Many platforms and solutions in a myriad of industries boast about their data and how it can help you or your business, but it’s a blanket term for heaps of unqualified information.
How you qualify and use data is just as important as the data itself.
Not A Commodity
In “Data Is Not The New Oil,” authors Jocelyn Goldfein and Ivy Nguyen of Zetta Venture Partners remark on the dangers of basing investment decisions on quantity of data alone:
“In all the enthusiasm for big data, it’s easy to lose sight of the fact that all data is not created equal. Startups and large corporations alike boast about the volume of data they’ve amassed, ranging from terabytes of data to quantities surpassing all of the information contained in the Library of Congress. Quantity alone does not make a “data moat.”
They go on to define what a successful data moat entails, including the accessibility of the data, the time it takes to make it useful, its cost, uniqueness, breadth, and perishability (data durability).
“A truly defensible data moat doesn’t come from just amassing the largest volume of data. The best data moats are tied to a particular problem domain, in which unique, fresh, data compounds in value as it solves problems for customers.”
Bad Data = Useless Technology
In “If Your Data Is Bad, Your Machine Learning Tools Are Useless,” Thomas C. Redman too rails against the perils of poor data quality.
“To properly train a predictive model, historical data must meet exceptionally broad and high quality standards. First, the data must be right: It must be correct, properly labeled, de-deduped, and so forth. But you must also have the right data — lots of unbiased data, over the entire range of inputs for which one aims to develop the predictive model. Most data quality work focuses on one criterion or the other, but for machine learning, you must work on both simultaneously.”
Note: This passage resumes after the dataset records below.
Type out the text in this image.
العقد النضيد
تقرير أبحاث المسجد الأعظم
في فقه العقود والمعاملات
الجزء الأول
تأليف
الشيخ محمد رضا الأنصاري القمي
According to Redman, a vast amount of today’s data fails to meet a standard of quality that makes it useful for application – not necessarily because the data is bad per se, but instead it wasn’t checked and cleansed to remove the consequences of expectations, poor calibration, and human bias and error: “Increasingly-complex problems demand not just more data, but more diverse, comprehensive data.”
Redman’s advice for a quality review program are comprehensive, and those curious should read the full article to start implementing them for their own organizations and efforts.
None of these recommendations are easy quick fixes, but those using data to inform their AI and machine learning efforts need to make sure their tools are fuelled by useful data. This is especially true in customer support and cognitive care, where users are often already approaching automated systems with negative connotations. There is little room for frustration or error.